Aboriginal culture in the area includes a rich heritage of music, drumming, dancing, and intricate artwork. The First Nations people also had distinct methods of hunting, fishing, and preserving food.

Whistler Discovery Tours is honoured to be able to offer a tour that highlights some of the local aboriginal culture, history, and archaeology.

The first British survey of the area took place in the 1860's. The surveyors named Whistler "London Mountain" due to the heavy fog that gathered in the area. Later, "London Mountain" became "Whistler," thanks to the call of marmots that make the mountains home.

The area attracted trappers, prospectors and loggers who established small camps and four mills in the area in the early 1900's.

In the 1900's, the Rainbow Lodge was built and completion of rail lines reduced the travel time from Vancouver to the Whistler area. The area gained a reputation as a vacation destination. In contrast to the enormous skiing and snowboarding industry in Whistler today, the area started as a primarily summer destination, offering boating, fishing and hiking.
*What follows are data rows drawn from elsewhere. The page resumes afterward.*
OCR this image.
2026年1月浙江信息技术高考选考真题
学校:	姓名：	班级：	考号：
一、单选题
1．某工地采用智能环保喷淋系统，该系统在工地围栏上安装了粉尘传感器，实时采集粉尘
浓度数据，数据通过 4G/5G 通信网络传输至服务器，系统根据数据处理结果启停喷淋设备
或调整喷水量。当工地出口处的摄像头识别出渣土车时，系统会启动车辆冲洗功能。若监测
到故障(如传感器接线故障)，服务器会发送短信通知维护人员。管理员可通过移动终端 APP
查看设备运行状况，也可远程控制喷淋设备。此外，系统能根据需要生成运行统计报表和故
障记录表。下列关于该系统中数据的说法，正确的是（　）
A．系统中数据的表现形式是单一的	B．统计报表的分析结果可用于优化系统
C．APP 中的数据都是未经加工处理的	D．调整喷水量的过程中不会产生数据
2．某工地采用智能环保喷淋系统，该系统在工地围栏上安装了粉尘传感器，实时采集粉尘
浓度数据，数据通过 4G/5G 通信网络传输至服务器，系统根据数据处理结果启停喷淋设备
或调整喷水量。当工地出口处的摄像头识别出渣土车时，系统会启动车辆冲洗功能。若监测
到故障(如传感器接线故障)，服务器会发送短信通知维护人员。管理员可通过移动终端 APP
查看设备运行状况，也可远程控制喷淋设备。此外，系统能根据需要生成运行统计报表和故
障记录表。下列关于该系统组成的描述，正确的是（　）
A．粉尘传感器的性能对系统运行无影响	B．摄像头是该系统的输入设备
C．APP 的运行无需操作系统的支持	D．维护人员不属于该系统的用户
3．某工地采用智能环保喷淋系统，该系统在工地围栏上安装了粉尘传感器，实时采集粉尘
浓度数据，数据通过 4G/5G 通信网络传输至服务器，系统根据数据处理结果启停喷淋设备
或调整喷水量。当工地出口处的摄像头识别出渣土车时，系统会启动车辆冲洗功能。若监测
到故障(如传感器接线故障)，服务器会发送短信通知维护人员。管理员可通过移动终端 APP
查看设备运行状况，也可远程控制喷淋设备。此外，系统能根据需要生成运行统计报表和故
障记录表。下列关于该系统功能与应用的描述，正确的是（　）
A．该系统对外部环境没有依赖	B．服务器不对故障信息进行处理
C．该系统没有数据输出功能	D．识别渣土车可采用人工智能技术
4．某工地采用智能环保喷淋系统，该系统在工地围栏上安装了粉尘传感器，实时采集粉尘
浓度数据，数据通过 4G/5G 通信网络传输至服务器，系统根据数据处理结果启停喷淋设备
Until the 1960's, the Whistler area was very quiet and even lacked basic infrastructure such as water, electricity, and a road to Vancouver. Then, in 1962, four Vancouver businessmen explored the area and eventually built a ski resort. The Garibaldi Lift Company was formed and in 1966, Whistler Mountain opened to the public. In the 1970's, the Whistler area was incorporated as a Resort Municipality.